Yara, kuşaklardan kuşaklara geçiyor - Gündem
25 Kasım 2024 - Հակական տոմար - Տարի : 4517 / Ամիս : Տրե / Օր : Ցրօն / Ժամ : Լուսակն

Gündem :

17 Mart 2012  

Yara, kuşaklardan kuşaklara geçiyor -

Yara, kuşaklardan kuşaklara geçiyor Yara, kuşaklardan kuşaklara geçiyor

NİNEMİN DÖVMELERİ’ FİLMMOR KADIN FİLMLERİ FESTİVALİ’NDE
Aralarında “Ararat’a Dönüş”ün de bulunduğu pek çok belgesele imza atan Ermeni asıllı Gazeteci-Yönetmen Suzanne Khardalian’ın en son filmi “Ninemin Dövmeleri” İsveç’te yoğun bir ilgiyle karşılandı. Sinemalar, kütüphaneler, müzeler ve Birleşmiş Milletler Derneklerinde gösterilen film İsveç Devlet Televizyonunda da 4 gün art arda yayınlandı. Olumlu eleştiriler aldı. Filme yoğun ilginin nedeni ise bugüne dek gündeme getirilmeyen bir gerçeği 1915’lerdeki soykırım sırasında Ermeni kadınlarının yaşadıkları trajediyi gündeme getirmesi.

Al Jazeera’nin de bir kaç kez gösterdiği ‘Ninemin Dövmeleri’ belgeseli Filmmor Kadın Filmleri Festivali”nde 15 Mart Perşembe saat 19.00, 16 Mart Cuma günü saat 15.00’te İstanbul Fransız Kültür Merkezinde sinema severlerle buluşacak.
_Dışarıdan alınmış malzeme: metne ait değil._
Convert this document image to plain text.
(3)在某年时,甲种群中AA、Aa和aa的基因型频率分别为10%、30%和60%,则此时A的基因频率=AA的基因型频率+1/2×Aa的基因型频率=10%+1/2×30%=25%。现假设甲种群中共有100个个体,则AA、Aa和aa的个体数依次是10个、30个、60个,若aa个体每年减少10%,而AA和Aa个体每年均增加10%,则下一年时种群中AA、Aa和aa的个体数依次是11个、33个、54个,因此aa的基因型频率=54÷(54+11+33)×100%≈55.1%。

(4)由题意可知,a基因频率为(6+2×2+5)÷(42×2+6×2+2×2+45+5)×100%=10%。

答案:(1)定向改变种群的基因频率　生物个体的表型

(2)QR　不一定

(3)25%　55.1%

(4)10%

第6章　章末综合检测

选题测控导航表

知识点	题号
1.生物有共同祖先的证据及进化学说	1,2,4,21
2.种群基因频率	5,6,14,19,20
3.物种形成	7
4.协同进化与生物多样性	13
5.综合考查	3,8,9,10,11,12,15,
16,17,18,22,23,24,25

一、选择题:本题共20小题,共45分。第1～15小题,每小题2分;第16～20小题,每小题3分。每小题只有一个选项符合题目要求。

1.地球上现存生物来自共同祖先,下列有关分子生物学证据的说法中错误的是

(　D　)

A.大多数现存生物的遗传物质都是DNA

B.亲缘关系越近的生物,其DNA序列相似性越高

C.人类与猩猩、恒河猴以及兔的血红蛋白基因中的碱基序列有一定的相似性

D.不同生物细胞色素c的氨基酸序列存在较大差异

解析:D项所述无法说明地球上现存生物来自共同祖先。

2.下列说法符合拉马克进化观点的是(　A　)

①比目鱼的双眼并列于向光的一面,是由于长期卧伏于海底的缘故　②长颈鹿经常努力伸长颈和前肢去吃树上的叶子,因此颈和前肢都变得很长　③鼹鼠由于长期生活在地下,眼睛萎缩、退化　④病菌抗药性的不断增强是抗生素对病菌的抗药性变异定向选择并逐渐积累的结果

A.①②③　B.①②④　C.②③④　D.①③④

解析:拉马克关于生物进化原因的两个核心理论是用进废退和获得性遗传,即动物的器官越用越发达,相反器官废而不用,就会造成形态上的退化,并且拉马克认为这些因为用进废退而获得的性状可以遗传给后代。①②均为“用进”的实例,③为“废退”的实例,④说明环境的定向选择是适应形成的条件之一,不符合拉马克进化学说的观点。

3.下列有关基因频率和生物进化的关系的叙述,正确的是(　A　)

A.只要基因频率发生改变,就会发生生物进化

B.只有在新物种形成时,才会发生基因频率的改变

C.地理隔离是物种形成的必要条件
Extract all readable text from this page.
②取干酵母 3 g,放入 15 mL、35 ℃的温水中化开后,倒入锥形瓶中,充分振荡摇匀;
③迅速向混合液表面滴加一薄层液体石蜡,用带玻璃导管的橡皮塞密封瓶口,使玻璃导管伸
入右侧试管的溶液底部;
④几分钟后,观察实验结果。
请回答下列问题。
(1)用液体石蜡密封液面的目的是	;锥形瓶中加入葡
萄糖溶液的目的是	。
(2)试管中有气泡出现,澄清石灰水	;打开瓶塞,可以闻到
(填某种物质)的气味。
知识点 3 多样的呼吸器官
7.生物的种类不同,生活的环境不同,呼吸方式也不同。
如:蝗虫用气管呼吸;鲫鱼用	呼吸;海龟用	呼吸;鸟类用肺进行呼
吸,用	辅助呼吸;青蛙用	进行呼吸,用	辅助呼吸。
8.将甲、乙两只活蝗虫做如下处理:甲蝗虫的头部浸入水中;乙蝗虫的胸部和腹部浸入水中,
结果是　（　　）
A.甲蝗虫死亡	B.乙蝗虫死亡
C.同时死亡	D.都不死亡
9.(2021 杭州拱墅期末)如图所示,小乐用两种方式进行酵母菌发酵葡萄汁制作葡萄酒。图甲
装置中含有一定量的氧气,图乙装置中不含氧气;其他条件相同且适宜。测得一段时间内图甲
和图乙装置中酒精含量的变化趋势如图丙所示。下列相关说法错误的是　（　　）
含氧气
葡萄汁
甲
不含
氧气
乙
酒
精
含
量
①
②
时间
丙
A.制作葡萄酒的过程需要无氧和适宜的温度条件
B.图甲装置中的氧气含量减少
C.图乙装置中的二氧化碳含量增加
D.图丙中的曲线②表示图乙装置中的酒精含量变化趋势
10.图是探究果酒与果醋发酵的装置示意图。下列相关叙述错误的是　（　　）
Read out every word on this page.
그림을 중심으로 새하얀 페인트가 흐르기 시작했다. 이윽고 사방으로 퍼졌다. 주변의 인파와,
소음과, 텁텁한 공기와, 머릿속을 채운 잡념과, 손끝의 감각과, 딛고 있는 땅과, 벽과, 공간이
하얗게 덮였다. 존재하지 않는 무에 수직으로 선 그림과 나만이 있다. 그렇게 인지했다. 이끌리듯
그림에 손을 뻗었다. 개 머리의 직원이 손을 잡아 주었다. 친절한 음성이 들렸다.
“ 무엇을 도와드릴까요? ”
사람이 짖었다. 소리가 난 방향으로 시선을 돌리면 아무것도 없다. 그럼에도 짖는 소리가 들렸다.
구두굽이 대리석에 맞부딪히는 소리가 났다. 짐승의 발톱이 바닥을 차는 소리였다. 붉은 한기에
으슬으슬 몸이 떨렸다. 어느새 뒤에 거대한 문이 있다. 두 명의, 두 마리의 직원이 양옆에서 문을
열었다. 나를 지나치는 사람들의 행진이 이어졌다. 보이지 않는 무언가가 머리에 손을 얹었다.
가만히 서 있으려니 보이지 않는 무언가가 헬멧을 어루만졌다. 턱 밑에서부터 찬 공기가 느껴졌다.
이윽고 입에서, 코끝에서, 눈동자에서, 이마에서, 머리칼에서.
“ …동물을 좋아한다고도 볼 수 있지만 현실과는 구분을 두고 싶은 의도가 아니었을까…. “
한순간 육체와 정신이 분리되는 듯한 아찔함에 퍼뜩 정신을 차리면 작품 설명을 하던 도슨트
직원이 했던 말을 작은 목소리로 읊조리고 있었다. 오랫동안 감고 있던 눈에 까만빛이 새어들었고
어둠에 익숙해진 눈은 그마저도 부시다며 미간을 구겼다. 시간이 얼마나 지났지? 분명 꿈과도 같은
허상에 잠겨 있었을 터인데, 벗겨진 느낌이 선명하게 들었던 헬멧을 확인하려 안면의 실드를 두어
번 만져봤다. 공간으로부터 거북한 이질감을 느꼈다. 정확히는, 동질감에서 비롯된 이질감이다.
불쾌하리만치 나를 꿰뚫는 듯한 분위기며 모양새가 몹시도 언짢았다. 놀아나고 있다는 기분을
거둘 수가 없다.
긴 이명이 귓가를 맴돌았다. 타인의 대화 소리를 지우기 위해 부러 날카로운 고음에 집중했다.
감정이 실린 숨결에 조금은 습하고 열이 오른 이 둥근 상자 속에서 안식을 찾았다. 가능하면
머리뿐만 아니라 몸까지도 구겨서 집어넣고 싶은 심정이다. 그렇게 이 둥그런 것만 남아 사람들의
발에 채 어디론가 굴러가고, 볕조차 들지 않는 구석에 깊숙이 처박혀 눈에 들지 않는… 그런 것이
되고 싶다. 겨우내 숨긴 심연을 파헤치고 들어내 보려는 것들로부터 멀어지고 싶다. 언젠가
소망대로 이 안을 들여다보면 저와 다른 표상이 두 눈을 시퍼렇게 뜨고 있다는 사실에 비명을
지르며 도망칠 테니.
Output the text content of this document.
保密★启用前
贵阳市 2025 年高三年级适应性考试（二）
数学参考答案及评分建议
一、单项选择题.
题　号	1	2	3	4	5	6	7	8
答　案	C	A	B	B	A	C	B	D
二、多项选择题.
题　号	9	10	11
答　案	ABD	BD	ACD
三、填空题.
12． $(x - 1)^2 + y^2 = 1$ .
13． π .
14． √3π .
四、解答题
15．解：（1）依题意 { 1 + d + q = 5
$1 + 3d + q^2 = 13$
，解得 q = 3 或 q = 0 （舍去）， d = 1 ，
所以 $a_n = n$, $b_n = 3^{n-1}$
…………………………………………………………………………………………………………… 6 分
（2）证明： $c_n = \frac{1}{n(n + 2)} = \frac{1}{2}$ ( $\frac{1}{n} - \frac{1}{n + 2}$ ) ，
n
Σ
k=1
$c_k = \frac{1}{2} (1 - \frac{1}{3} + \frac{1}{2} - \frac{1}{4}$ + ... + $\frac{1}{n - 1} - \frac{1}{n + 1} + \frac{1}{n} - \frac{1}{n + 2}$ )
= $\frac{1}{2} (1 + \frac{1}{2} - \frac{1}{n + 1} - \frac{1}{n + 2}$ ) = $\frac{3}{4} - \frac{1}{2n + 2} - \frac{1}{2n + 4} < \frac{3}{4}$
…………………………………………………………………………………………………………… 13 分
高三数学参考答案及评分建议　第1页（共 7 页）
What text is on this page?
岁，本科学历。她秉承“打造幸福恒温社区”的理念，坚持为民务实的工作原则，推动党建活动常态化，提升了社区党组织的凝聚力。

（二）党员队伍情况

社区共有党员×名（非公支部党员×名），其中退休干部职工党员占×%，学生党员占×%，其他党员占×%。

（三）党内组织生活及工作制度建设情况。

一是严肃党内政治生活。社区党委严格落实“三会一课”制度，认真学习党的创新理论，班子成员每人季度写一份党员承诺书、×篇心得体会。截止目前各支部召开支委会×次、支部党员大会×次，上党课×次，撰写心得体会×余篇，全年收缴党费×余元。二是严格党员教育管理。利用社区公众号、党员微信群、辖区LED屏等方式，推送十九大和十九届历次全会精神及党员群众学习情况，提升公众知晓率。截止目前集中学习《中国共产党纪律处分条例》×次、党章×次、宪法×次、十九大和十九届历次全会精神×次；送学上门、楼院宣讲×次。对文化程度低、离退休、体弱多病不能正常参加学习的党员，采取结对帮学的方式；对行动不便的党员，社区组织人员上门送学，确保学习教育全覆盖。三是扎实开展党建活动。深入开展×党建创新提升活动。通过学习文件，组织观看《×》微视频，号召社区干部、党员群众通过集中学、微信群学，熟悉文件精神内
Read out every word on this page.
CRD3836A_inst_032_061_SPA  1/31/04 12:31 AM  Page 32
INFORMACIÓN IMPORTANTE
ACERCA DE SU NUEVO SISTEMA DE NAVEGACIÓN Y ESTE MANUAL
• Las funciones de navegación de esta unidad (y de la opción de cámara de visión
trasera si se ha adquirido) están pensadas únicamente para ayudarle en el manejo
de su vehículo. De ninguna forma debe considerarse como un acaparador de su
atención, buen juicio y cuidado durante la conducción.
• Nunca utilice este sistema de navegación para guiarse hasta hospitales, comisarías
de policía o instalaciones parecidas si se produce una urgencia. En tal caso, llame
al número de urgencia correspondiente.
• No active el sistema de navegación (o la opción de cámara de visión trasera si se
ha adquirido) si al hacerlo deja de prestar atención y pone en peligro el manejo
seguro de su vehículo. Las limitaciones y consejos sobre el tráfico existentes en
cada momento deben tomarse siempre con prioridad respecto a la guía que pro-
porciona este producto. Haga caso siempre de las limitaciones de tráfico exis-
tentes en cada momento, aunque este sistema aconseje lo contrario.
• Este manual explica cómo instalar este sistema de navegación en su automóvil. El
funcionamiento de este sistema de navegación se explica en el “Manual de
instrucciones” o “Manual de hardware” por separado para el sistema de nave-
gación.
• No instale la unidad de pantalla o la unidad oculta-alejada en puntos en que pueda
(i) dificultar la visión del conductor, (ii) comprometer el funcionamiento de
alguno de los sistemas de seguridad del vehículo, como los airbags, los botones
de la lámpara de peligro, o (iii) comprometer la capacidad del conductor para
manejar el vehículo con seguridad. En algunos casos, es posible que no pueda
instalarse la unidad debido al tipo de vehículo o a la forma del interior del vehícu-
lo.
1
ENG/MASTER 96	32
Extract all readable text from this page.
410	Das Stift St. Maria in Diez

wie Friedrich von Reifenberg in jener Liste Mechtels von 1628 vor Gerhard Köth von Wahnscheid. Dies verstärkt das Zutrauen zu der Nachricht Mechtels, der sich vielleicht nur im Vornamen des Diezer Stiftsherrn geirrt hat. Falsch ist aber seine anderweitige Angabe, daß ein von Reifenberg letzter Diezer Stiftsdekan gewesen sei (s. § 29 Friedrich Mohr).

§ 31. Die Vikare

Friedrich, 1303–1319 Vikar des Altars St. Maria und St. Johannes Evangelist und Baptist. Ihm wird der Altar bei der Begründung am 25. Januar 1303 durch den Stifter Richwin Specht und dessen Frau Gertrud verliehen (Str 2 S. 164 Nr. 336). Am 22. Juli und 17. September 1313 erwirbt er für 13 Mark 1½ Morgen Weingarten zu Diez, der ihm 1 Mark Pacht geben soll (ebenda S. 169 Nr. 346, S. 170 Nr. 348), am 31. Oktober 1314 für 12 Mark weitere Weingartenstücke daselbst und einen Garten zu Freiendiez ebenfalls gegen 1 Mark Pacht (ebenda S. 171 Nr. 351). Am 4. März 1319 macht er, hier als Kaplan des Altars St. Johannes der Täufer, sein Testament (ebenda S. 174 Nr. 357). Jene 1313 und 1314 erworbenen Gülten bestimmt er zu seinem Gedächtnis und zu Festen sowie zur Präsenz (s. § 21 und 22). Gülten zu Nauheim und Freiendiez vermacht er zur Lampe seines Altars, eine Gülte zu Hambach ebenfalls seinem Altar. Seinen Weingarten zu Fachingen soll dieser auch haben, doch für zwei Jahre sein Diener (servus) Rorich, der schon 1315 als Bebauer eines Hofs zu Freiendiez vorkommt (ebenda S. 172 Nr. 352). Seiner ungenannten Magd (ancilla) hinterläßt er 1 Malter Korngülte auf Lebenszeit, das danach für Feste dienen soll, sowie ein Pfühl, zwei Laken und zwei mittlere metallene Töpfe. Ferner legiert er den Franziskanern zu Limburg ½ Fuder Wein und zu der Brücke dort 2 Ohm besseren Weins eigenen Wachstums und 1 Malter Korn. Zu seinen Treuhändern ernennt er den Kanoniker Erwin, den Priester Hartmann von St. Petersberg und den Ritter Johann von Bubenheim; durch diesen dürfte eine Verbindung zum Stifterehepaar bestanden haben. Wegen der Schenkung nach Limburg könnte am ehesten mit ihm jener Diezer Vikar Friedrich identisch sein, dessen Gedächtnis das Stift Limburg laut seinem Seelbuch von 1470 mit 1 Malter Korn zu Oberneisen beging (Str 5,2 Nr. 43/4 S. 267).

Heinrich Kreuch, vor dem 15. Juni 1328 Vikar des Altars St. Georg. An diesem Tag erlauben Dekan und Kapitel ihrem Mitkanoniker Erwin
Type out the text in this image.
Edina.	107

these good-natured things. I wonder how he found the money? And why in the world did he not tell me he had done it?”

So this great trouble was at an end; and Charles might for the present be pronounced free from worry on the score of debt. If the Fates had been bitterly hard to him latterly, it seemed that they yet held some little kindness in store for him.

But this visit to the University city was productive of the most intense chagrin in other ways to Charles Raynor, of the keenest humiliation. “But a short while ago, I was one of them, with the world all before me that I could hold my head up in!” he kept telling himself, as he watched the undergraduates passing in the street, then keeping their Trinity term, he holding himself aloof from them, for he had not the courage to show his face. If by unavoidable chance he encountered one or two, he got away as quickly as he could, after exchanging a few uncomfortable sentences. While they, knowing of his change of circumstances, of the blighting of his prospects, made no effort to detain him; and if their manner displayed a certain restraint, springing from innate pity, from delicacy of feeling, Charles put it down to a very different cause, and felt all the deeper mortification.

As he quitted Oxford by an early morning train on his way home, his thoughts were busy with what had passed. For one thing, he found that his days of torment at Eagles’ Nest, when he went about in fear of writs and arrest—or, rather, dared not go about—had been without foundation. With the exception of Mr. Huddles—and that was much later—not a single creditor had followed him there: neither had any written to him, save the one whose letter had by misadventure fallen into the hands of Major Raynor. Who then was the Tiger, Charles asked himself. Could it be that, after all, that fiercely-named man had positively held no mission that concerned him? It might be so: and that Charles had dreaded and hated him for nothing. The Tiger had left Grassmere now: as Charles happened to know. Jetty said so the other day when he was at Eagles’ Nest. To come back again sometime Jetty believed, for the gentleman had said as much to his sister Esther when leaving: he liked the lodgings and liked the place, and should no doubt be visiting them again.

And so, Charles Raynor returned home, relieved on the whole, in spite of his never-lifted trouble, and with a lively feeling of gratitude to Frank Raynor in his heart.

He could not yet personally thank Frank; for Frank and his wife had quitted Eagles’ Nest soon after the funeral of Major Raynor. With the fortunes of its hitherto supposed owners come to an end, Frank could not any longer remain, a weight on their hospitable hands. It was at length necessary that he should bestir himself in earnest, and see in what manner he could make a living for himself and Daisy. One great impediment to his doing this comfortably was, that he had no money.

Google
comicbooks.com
Stockholm’deki Kültür Binasında görüştüğümüz Khardalian babaannesinin başından geçenleri anlatırken gözlerinden yaşlar boşalmasına engel olamıyordu.

Önce sizi tanıyalım?
Baba tarafından Maraş, anne tarafından İskenderunluyum. Ben Beyrut’ta bir Ermeni mahallesinde doğdum. Babamın babasının 11 kardeşi vardı. 1915’te kendisi dışında tüm kardeşleri öldürüldü. Babaannem Adıyamanlı. Sadece annesi, kendisi ve kız kardeşi katliamdan kurtulabildi. Anlayacağınız benim hayata gelmem bir tesadüf.

Beyrut’a nasıl gittiler?
Milletler Cemiyeti 1919’da bölgeye misyonerler gönderdi. Misyonerler soykırımından kurtulan çocukları Yunanistan, Fransa gibi Avrupa ülkelerine ve Ortadoğu’da kurulan kamplara yerleştirdiler. Benim babaannemle annemin babası Beyrut’taki kampa götürülmüşler. Orada tanışıp evlenmişler. Kamp daha sonra Ermeni mahallesine dönüştürüldü. Ben ve kardeşlerim orada doğduk.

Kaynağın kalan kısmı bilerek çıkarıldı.